In other words, if a strike is actually effective, and thus inconveniences people — which is literally the aim of such actions — it becomes illegitimate and ought to be broken.
The bill continued that, “Once this instrument comes into force, employment businesses will be permitted to supply temporary workers (agency workers) to employers facing industrial action. The workers supplied by employment businesses will be permitted to perform the work normally carried out by those workers taking part in industrial action.”

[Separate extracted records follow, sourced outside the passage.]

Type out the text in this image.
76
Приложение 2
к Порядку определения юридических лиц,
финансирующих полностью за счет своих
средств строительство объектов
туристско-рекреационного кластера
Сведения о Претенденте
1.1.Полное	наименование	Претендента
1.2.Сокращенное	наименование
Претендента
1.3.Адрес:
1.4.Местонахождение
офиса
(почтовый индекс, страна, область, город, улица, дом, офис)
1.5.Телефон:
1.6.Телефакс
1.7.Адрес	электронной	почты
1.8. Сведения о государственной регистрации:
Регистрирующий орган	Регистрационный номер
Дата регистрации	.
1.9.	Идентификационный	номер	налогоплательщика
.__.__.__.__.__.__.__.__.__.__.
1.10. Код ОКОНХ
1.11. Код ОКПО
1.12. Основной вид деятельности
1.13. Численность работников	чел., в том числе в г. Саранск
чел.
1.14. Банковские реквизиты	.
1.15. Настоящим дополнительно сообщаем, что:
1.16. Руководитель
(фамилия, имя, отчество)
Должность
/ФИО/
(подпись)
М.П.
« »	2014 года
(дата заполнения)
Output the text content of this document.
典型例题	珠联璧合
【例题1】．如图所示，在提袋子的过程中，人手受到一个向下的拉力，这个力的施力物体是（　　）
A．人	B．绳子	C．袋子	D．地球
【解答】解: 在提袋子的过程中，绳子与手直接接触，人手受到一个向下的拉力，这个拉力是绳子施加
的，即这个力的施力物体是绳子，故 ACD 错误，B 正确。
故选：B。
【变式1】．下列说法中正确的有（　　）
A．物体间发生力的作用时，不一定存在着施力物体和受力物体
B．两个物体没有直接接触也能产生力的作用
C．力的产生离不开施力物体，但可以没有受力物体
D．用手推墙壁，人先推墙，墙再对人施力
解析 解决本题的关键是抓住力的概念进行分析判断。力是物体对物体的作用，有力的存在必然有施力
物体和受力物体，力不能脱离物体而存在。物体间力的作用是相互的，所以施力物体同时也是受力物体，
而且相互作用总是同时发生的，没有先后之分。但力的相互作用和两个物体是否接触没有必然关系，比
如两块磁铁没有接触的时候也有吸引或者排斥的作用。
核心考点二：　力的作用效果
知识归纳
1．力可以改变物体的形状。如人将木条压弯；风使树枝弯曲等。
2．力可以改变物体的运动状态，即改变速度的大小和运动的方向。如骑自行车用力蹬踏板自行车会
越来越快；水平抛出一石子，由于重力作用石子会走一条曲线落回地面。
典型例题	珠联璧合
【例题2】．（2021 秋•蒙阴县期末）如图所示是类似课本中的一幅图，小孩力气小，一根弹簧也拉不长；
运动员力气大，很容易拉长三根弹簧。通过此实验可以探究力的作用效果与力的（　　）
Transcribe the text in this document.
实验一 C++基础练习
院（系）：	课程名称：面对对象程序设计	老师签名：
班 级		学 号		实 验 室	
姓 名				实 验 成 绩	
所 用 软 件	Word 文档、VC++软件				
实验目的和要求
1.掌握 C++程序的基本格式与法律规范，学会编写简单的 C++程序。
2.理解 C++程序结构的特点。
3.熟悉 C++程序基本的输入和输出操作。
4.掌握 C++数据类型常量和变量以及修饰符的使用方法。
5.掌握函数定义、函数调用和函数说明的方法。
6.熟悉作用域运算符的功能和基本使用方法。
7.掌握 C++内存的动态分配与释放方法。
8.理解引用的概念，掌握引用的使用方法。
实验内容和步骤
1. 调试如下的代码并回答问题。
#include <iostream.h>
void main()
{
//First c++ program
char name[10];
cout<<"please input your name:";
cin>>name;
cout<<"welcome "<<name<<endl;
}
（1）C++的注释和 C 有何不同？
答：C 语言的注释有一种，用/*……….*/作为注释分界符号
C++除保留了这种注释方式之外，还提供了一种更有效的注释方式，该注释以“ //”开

This is a fiercely anti-union position, and in response UNISON, the largest union in the country, has already announced that it plans to take the government to court to try to block the new law from taking effect. Yet, despite the ominous timbre of the new law, it’s not at all clear that, ultimately, it will end up being anything much more than right-wing, populist symbolism.
Like the U.S., Britain is facing huge labor shortages (there are more than 1.3 million job vacancies at the moment), a crisis that has been worsened by Brexit having led to hundreds of thousands of workers from the continent leaving the U.K. and returning to European Union countries. Given this, the idea that temp agencies could quickly provide thousands of skilled firefighters, teachers, nurses or train drivers at short notice is little more than a fiction. But it’s a convenient fantasy for a Conservative Party mired in a messy leadership contest in which the candidates have vied with each other to prove their hardline, Thatcherite credentials. The party and its standard-bearers are desperate to prove to the Conservatives’ political base that it is only they who are able to get “tough” on workers whose strike actions are causing inconveniences to Brits right at the start of the summer holiday season.
This isn’t a serious industrial policy, nor is it even an effective anti-union policy. Rather, it’s the floundering and the posturing of a party increasingly at the mercy of events beyond its control. It won’t end Britain’s summer of discontent. It probably won’t make much of a difference to the Conservative Party’s downward spiral in public opinion polls. It certainly won’t solve the underlying problem that soaring inflation is rapidly corroding the real wages of workers in the U.K., thus triggering a huge upswing in the number of strikes. But it might allow the new leaders of the party to at least pretend that they’re wielding a sharp sword against political and economic menaces that, seemingly, are now lurking around every corner.
Meanwhile, Britain’s unions are embracing more militant strike tactics than they have since the Thatcher years, and much of the public is supporting them despite the inconveniences that result. Far from weakening Britain’s union movement, the new laws regarding temp workers seem likely to harden union stances and trigger even more strike action over the coming months.